Physicist Eric Betzig at the Janelia Farm Research Campus in the USA won the 2014 Nobel Prize in Chemistry for his role in developing super-resolution microscopy. Professor Bakal has been working with super-resolution technology only available at Janelia Farm to look at cancer cells closer than ever before.
They are studying focal adhesions in cancer cells – groups of proteins that form finger-like attachments on the surface of cells that help them sense their environment.
Image: Super-resolution microscopy images of focal adhesions, which can produce highly detailed images of regions of cells down to individual proteins, which is helping to understand more about processes like metastasis.
Using super-resolution microscopy, they have focused in on single focal adhesions on cancer cells to see how their proteins are arranged.
Looking at cancer cells in such unprecedented detail is key to understanding how their focal adhesions differ to those found on healthy cells, which could help explain how cancer cells move and spread.
“Were using super resolution microscopy to really see these structures in cancer cells for the first time,” said Professor Bakal. “No-one has ever seen this before because they haven’t been able to look at cells so closely.”

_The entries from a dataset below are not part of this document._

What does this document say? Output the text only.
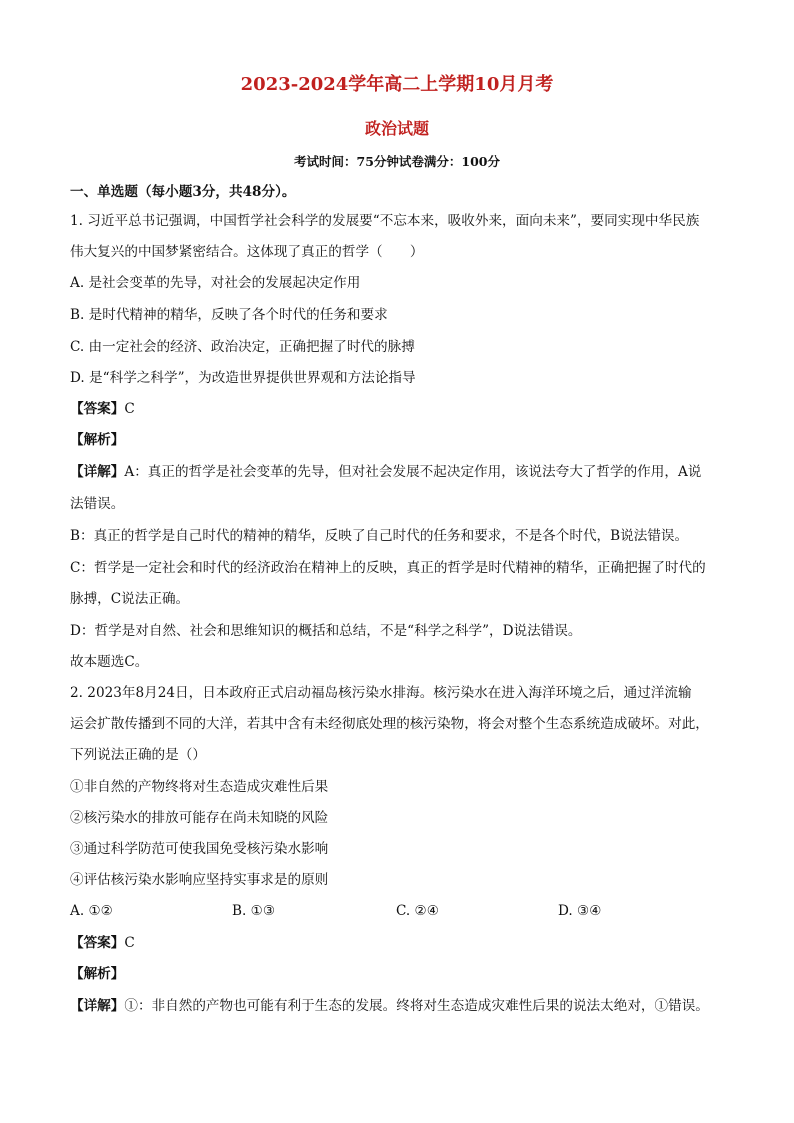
2023-2024学年高二上学期10月月考
政治试题
考试时间：75分钟试卷满分：100分
一、单选题（每小题3分，共48分）。
1. 习近平总书记强调，中国哲学社会科学的发展要“不忘本来，吸收外来，面向未来”，要同实现中华民族
伟大复兴的中国梦紧密结合。这体现了真正的哲学（　　）
A. 是社会变革的先导，对社会的发展起决定作用
B. 是时代精神的精华，反映了各个时代的任务和要求
C. 由一定社会的经济、政治决定，正确把握了时代的脉搏
D. 是“科学之科学”，为改造世界提供世界观和方法论指导
【答案】C
【解析】
【详解】A：真正的哲学是社会变革的先导，但对社会发展不起决定作用，该说法夸大了哲学的作用，A说
法错误。
B：真正的哲学是自己时代的精神的精华，反映了自己时代的任务和要求，不是各个时代，B说法错误。
C：哲学是一定社会和时代的经济政治在精神上的反映，真正的哲学是时代精神的精华，正确把握了时代的
脉搏，C说法正确。
D：哲学是对自然、社会和思维知识的概括和总结，不是“科学之科学”，D说法错误。
故本题选C。
2. 2023年8月24日，日本政府正式启动福岛核污染水排海。核污染水在进入海洋环境之后，通过洋流输
运会扩散传播到不同的大洋，若其中含有未经彻底处理的核污染物，将会对整个生态系统造成破坏。对此，
下列说法正确的是（）
①非自然的产物终将对生态造成灾难性后果
②核污染水的排放可能存在尚未知晓的风险
③通过科学防范可使我国免受核污染水影响
④评估核污染水影响应坚持实事求是的原则
A. ①②	B. ①③	C. ②④	D. ③④
【答案】C
【解析】
【详解】①：非自然的产物也可能有利于生态的发展。终将对生态造成灾难性后果的说法太绝对，①错误。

They hope their research will identify proteins that could be targeted by drugs to prevent cancer cells from changing shape and improve treatment.
Professor Bakal said: “If we can target cell shape changes, if we can freeze cancer cells in one particular shape, we can stop them from metastasising, and we can turn an incurable disease into a curable one.”

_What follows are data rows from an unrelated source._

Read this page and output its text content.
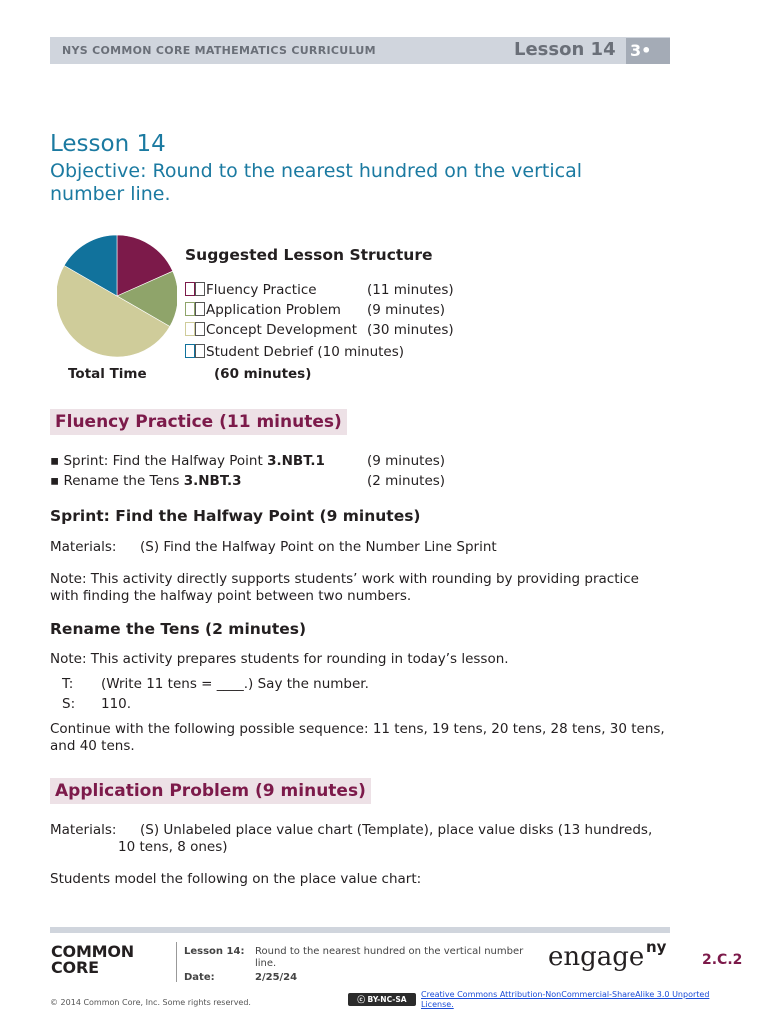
NYS COMMON CORE MATHEMATICS CURRICULUM	Lesson 14 3•
Lesson 14
Objective: Round to the nearest hundred on the vertical number line.
Suggested Lesson Structure
Fluency Practice	(11 minutes)
Application Problem (9 minutes)
Concept Development (30 minutes)
Student Debrief (10 minutes)
Total Time	(60 minutes)
Fluency Practice (11 minutes)
▪ Sprint: Find the Halfway Point 3.NBT.1	(9 minutes)
▪ Rename the Tens 3.NBT.3	(2 minutes)
Sprint: Find the Halfway Point (9 minutes)
Materials: (S) Find the Halfway Point on the Number Line Sprint
Note: This activity directly supports students’ work with rounding by providing practice with finding the halfway point between two numbers.
Rename the Tens (2 minutes)
Note: This activity prepares students for rounding in today’s lesson.
T: (Write 11 tens = ____.) Say the number.
S: 110.
Continue with the following possible sequence: 11 tens, 19 tens, 20 tens, 28 tens, 30 tens, and 40 tens.
Application Problem (9 minutes)
Materials: (S) Unlabeled place value chart (Template), place value disks (13 hundreds,
10 tens, 8 ones)
Students model the following on the place value chart:
COMMON
CORE
Lesson 14: Round to the nearest hundred on the vertical number line.
Date:	2/25/24
engage ny
2.C.2
© 2014 Common Core, Inc. Some rights reserved.	ⓒ BY-NC-SA
Creative Commons Attribution-NonCommercial-ShareAlike 3.0 Unported License.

The next step for Professor Bakal’s lab is to combine the detail of super-resolution microscopy with the speed of other microscopy techniques. He’s doing just that with Imperial College London – the two institutions are working together to build a new high-speed super-resolution light sheet microscope.
This new microscope will be able to produce hundreds of ultra-detailed images of cells in just 30 minutes, compared with hours per image at the moment, which will really speed up what they are able to learn about cancer cells and metastasis.
Sharing his exciting findings, Professor Bakal emphasised that it takes more than the best technology to make the discoveries that defeat cancer, it also take world class researchers to make connections and ask the right questions, and that continued support is vital to keep pushing cancer research forward.
“Cutting-edge microscopy is essential to find out how to stop cancer cells from changing shape, but the best microscopes in the world need to be paired with new computational methods, artificial intelligence and big data methods to find new drugs.”